4. Visualizing the most relevant MSc degrees

In this part, we firtly used opensource geocoding api 'Geocoder'. By giving college names to API, we get latitude and longitude values for every college and added these values to ranked master degree dataframe. (You can see the last version of the data in the master_ranked_lat_lot.csv). After that, by using folium map library, we put these information on the map with the cost information and save this map as .html file. (university_map.html).

6. Command Line Question

In this section, we merged .tsv files with command line commands as merged_courses.tsv. After that we did some data exploration as question suggest and print those results on the terminal screen. We saved all these commands into CommandLine.sh file.

7. Algorithmic Question

Preliminary assumption:

  • We assume that Leonardo can have 0 hours of work in a day, so cases in which 0 is chosen among the range of hours are allowed
  • We assume that the largest range of hours can be [0,8], so a day of work can't have more than 8 hours (even without this constratin the algorithm would work as well)
  1. The aim of this question is to perfrom an algorithm that is able to calculate, starting from 3 inputs:
    • d: the number of days of work;
    • sumHours: the number of hours of work, in the d days;
    • ranges: the d intervals (one for each day of work) with a min of hours of work to a max of hours of work; That is able to calculate a combination of hours worked per each day respecting the input data.

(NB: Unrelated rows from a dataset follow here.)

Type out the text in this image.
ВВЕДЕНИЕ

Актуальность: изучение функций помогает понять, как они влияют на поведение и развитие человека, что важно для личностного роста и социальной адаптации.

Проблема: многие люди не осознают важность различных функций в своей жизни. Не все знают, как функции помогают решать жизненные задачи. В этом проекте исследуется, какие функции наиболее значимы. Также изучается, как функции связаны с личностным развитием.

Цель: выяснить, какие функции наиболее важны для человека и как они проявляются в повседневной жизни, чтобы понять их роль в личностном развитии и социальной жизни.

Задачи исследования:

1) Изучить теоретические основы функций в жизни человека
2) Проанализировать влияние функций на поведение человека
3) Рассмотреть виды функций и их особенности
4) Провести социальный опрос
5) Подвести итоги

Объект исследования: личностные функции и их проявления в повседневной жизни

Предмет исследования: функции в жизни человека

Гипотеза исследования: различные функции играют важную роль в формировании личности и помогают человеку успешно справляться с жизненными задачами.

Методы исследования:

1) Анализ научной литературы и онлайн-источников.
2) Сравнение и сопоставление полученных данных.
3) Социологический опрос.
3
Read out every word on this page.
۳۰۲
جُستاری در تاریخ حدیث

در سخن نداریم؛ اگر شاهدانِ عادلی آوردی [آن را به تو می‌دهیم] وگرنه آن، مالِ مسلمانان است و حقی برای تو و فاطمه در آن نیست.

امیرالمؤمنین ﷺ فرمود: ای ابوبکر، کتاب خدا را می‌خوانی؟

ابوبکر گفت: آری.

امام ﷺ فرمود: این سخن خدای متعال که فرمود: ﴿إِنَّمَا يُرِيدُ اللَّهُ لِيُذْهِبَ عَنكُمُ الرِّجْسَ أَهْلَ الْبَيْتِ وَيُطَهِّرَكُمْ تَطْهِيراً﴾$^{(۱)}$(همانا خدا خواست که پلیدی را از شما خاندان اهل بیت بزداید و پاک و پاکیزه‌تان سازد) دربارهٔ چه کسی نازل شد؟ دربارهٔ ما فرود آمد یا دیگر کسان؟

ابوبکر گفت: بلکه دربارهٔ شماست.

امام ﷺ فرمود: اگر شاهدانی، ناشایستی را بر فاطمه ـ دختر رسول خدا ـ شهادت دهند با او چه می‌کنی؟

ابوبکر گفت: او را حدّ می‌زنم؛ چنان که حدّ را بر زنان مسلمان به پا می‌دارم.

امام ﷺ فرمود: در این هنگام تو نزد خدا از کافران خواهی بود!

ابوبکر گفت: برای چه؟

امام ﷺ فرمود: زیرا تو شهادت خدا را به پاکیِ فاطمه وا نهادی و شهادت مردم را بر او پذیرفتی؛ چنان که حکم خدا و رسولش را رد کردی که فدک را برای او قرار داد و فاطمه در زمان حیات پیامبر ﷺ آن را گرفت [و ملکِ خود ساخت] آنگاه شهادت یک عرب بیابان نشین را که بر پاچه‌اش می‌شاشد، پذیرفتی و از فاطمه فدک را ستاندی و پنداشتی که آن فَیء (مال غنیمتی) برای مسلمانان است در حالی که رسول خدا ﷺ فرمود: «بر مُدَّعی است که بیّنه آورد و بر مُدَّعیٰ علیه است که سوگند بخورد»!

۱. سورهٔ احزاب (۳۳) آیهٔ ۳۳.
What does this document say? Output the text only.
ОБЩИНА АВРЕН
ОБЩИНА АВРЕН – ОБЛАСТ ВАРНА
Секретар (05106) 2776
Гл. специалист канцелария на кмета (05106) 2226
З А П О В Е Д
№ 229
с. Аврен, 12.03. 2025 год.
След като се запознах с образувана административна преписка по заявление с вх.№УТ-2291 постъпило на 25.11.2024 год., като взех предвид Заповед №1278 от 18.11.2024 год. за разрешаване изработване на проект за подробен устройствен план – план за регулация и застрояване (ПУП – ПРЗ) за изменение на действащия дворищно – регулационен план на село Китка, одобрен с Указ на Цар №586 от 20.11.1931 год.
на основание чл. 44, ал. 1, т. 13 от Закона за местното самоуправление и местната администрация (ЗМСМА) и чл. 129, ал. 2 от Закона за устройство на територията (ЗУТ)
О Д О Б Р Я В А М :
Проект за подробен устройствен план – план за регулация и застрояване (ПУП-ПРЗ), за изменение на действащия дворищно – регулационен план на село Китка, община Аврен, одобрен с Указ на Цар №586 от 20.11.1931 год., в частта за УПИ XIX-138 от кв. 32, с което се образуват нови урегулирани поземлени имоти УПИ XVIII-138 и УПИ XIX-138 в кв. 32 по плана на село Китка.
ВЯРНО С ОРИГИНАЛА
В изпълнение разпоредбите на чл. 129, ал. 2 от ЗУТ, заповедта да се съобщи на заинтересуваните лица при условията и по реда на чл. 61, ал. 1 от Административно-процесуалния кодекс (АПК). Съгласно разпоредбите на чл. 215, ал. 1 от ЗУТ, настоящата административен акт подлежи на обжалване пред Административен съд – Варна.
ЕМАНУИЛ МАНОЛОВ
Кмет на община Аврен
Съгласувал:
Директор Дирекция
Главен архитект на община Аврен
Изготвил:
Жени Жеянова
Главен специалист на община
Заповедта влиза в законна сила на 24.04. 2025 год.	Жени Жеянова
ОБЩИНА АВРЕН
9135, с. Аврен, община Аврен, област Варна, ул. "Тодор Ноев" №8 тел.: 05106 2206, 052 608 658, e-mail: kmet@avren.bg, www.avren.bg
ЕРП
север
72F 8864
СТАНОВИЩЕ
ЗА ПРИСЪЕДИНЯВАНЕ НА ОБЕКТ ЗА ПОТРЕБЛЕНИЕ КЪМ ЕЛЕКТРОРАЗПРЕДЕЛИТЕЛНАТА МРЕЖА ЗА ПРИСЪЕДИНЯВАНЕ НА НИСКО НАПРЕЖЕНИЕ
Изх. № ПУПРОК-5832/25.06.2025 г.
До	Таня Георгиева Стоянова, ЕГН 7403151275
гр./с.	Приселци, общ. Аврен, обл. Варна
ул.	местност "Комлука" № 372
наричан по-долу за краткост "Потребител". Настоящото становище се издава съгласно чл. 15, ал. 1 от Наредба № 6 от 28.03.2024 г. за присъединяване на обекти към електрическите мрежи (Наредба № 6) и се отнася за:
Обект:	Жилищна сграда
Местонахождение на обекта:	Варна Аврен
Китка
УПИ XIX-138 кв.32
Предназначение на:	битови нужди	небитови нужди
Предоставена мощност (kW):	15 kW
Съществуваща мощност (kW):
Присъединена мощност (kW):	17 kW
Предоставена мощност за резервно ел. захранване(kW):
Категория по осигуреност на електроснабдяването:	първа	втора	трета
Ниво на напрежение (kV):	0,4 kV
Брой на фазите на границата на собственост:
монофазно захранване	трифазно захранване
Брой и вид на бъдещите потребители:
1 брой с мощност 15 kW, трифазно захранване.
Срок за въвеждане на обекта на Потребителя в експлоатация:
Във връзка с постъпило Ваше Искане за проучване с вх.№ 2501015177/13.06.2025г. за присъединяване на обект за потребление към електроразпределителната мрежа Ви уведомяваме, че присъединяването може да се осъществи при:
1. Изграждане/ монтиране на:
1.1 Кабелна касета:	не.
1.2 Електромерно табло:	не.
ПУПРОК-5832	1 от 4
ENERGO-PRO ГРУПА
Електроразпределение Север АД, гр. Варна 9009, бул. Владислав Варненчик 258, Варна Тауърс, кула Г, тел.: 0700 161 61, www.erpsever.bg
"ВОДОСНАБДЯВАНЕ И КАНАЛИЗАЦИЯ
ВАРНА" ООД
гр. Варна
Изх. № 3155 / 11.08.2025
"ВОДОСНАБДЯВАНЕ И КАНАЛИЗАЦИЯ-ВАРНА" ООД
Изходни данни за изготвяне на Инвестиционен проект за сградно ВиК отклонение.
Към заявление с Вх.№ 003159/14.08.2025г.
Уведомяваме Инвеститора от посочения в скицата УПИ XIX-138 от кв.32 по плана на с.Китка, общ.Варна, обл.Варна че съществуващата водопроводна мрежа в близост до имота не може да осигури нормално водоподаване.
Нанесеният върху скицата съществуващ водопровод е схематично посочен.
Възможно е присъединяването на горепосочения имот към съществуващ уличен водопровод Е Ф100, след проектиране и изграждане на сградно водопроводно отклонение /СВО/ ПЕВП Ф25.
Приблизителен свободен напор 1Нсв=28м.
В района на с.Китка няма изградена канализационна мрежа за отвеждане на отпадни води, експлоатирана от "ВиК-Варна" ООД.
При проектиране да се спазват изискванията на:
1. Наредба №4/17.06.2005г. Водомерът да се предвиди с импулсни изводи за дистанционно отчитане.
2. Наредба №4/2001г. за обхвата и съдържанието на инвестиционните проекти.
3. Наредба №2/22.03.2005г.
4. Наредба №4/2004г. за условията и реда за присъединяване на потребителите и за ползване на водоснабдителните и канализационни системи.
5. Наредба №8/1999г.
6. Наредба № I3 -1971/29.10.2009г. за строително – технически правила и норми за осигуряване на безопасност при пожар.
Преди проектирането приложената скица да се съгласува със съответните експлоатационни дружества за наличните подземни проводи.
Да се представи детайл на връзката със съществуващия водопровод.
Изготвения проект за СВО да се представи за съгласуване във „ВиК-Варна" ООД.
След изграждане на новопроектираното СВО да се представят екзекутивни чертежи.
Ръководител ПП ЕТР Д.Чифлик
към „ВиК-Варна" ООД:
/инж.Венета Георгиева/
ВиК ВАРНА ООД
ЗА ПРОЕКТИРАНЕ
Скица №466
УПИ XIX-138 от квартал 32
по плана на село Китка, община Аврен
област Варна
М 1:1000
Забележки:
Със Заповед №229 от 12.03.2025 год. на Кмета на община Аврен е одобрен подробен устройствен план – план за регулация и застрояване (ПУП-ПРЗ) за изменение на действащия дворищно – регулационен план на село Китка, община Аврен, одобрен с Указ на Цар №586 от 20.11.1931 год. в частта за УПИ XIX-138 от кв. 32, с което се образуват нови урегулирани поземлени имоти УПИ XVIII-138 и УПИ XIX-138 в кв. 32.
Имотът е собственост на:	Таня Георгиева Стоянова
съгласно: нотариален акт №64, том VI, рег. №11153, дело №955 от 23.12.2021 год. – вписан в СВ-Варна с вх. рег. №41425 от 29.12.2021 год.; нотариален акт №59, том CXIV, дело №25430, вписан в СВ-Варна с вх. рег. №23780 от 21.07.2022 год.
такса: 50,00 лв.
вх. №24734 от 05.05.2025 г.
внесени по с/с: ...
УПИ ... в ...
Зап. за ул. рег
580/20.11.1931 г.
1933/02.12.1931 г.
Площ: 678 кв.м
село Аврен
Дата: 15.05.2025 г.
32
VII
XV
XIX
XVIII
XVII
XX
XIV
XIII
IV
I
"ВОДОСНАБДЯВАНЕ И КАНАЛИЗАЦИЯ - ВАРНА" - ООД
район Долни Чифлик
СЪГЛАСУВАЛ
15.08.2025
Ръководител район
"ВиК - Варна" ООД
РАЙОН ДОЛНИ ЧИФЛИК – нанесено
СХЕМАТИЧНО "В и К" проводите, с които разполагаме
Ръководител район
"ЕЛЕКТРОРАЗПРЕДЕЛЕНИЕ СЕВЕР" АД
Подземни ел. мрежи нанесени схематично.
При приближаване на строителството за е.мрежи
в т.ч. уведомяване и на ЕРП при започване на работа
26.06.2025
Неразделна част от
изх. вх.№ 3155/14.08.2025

The idea behind it is the following one:

  • Given the 3 inputs, the machine calculates all the possible combinations of hours worked each day;
  • After calcuating all the combinations, all those for which the sum of hours worked for the single range is different from the sum of hours worked are discarded, an example: given d=3, sumHours=5 and ranges: d1 [0,1], [0,2], [1,3], the computer will calculate all the possible combinations of hours of work, for example a combination can be d1=1, d2=1 and d3=3, in this case as long as the sum of these 3 element is exactly equal to sumHours, this combination will be kept; an alternavtive combination could have been: d1=1, d2=1 and d3=2, the sum is different from 5 and this combination will be discared;
  • If there is a solution "YES" is printed together with the number of hours per each day (if there is more than 1 solution, just a random one is printed among all the right combinations), if there isn't a solution just "NO" is printed.
  1. The 'time complexity' (Big O notation) for our algorithm is $O(n^2)$. This is because the Big O notation goes to analyze the worst case of the algorithm. In our case, the worst case is when the algorithm needs to calculate all possible combinations for our exercise. All the details on the calculation are provided in the main file of this repository.

  2. The answer given by ChatGPT on the calculation of the Big O notation corresponds to the one we did.

  3. We believe that our code is mostly functional according the way we solved it (exlaination in point 1); probably a more optimal solution to this problem does exist, but assuming that we change the structure behind the code itself.